The 14 local applicants include at least one, Access Sacramento, that already produces an Internet radio broadcast. But for the most part, it’s hard to say what sorts of broadcasts the organizations that applied for stations will produce.

“The FCC, they are not in content policing” said Julia Wierski, a spokeswoman for the Philadelphia-based Prometheus Radio Project. “They don’t get into the weeds of determining what is better programming.”

The applicants include: Midtown Radio, Access Sacramento, Solar Garden Learning and Entertainment, Process Theatre, Sacramento Area Peace Action, Sacramento Old City Association, Ubuntu Green, Williams Memorial Church, Music Only Makes Sense, Sacramento French Cultural Society, Sacramento Bicycle Kitchen, Verge Center for the Arts, Women’s Civic Improvement Club of Sacramento Inc. and North Sacramento Community Radio.

Seven of the local applicants have been told they have submitted valid applications and await further administrative approvals. The other seven nonprofits will have to compete for a slot or combine efforts after filing to create stations at the same two “open” frequencies.

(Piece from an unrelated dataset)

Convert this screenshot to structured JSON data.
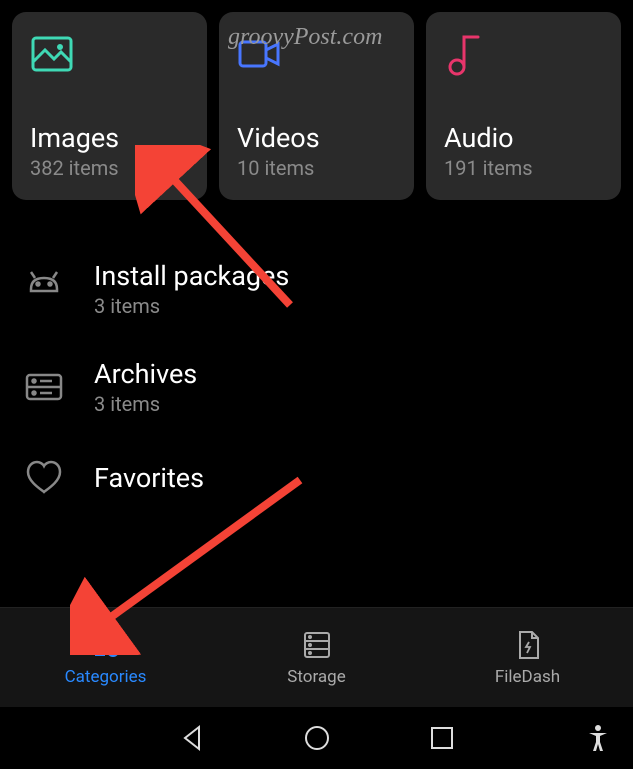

Wierski said some groups could receive their construction permits as early as this month, starting their 18-month clock to get up and running. Better-prepared groups could begin operations in 2014, but 2015 might be a more reasonable timeline for most.

“It’s seemed like an interesting opportunity for our students,” said Joe Parente of Process Theatre Inc. “There are invaluable lessons for kids.”

Process Theatre, which according to its website focuses on media-arts education for diverse populations, was originally one of two applicants for the 93.3 frequency, but the Sacramento Blues Society later withdrew its application.

Common Frequency’s Urick said the groups will attempt to promote their cause through radio, but he said he didn’t know what they’ll sound like.

“I can tell you that Common Frequency encourages formats that promote music and voices not heard on commercial radio, the 99 percent of music commercial radio refuses to play, community affairs programming, local and independent news, and underrepresented voices tackling subjects important to the community, like local debates/elections and neighborhood/local/citywide concerns,” Urick said.

The impending new voices on the radio dial buck the trend toward Internet-based delivery and the general decline of radio as more people turn to their smartphones and iPods for listening content. But Urick said low-power FM is still a viable communications tool.

“This great thing about radio is that it is ubiquitous, easy, and free. Everyone still has a radio in their car,” Urick said.

He said the problems with streaming Internet radio include the lack of a proven revenue stream and the difficulty finding an audience.

“Everybody is talking about how network television is a dinosaur and everything’s going digital,” said Robert Thompson, director of the Bleier Center for Television & Popular Culture at Syracuse University. “This is old old-school. The golden age of radio was in the ’30s.”

He said a proliferation of new low-power stations has the potential to be a major development for local nonprofits and to alter the radio landscape that has steadily trended away from local programming and toward nationally syndicated shows.

He said when he started in Syracuse in upstate New York there were lots of local talk shows. He said those shows have gradually been replaced by national shows such as “The Dr. Laura Program,” which features personal advice from host Laura Schlessinger.

While the Internet has allowed musicians to circumvent the small circle of people who decide what plays on commercial radio, Thompson said there is so much music uploaded to the Internet that finding good content has become problematic. Adding another local curator could be a boon for local artists, Thompson said.

“By and large … the more voices you have, the better,” Thompson said.

But Michael Harrison, editor and publisher of the radio trade magazine Talkers, said it’s far too early to project the impact of these new players.

“It’s like trying to figure out the weather,” Harrison said. “It really comes down to what they use it for.”